Diese Erfahrungen des "Gesprächs im Geiste" und des tiefen Zuhörens wolle sie in ihre neue Aufgabe einbringen, damit "die Kirche zunehmend zur Familie Gottes wird, in der sich jeder willkommen und geliebt fühlt", wie es die Linie ihrer Gemeinschaft besagt.
In eine katholische Familie geboren, hatte Karram in der als tolerant und weltoffen geltenden Hafen- und Universitätsstadt Haifa die Schule der Karmelitinnen besucht. Neben Hebräisch und Arabisch lernte sie Englisch und Italienisch.
Schon in der Schulzeit kam sie mit der Fokolar-Bewegung in Kontakt und engagierte sich im Dialog und für ein gelingendes alltägliches Miteinander von Christen, Juden und Muslimen.

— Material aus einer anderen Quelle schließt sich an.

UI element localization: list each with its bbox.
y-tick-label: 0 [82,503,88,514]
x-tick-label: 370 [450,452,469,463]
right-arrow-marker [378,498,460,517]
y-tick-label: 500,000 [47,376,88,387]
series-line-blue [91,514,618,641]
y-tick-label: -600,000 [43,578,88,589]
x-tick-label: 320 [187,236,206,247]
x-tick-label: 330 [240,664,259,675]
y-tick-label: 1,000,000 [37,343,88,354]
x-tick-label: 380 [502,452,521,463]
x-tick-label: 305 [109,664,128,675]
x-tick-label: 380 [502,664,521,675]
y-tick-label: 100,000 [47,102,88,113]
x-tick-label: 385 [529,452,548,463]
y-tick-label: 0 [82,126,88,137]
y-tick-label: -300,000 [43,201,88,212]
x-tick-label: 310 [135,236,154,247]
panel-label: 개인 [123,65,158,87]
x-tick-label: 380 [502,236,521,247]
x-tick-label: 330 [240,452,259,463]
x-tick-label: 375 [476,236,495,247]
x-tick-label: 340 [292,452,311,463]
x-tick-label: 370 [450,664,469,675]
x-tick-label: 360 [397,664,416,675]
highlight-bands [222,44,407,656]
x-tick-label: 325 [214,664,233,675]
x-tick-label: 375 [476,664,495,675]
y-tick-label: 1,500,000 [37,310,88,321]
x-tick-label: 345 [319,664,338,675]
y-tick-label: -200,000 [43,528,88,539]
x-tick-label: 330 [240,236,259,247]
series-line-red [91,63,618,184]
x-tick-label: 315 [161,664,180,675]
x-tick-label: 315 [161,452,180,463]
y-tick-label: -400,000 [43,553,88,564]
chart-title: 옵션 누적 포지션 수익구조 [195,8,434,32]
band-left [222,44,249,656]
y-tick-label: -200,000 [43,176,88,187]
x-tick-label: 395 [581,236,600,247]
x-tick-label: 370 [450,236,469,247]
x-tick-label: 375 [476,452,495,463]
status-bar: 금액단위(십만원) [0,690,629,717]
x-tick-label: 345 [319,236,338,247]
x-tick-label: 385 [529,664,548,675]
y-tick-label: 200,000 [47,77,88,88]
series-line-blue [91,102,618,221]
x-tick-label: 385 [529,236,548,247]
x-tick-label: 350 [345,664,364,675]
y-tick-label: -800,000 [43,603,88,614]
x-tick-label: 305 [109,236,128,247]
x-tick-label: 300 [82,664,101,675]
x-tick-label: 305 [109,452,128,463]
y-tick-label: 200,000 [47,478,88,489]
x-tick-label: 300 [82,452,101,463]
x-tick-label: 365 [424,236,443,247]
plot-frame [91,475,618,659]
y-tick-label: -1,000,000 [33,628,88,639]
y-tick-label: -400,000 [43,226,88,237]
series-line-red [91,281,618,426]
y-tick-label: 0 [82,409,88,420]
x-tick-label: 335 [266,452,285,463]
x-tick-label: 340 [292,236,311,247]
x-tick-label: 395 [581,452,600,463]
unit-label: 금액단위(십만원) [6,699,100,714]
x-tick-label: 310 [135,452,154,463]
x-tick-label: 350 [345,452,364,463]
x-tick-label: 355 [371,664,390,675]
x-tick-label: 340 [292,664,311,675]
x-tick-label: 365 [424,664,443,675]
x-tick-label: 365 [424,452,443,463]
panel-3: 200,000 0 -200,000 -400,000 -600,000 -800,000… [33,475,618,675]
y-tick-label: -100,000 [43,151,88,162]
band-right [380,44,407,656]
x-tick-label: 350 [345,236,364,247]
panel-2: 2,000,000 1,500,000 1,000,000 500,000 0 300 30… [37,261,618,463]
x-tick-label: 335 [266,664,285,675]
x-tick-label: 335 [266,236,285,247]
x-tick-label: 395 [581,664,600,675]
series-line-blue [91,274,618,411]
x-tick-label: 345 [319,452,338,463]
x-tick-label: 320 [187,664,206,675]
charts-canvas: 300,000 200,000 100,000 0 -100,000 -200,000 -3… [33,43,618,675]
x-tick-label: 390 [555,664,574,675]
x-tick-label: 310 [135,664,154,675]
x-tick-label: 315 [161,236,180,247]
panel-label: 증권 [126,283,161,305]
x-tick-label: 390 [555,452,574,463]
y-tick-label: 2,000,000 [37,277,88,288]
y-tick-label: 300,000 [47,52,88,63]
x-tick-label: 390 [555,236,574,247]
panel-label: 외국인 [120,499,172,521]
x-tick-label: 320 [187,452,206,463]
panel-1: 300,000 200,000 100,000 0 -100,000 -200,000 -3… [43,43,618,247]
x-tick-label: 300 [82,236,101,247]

Nach dem Abitur ging sie in die USA und studierte an der Hebrew University of Los Angeles Judaistik.
Einsatz zwischen den Religionen und Kulturen
Zurück in der Heimat arbeitete sie 14 Jahre im italienischen Generalkonsulat in Jerusalem. Gleichzeitig bekleidete sie verschiedene Positionen in der Fokolar-Bewegung, engagierte sich aber auch in ihrer Ortskirche.
Sie war Mitglied der Bischöflichen Kommission für interreligiösen Dialog im Heiligen Land und engagierte sich im Vorstand des Interreligiösen Koordinierungsrates in Israel (ICCI). Dort erinnert man sich noch gerne an ihre freundliche, aktive, kluge, charmante und vermittelnde Zuarbeit.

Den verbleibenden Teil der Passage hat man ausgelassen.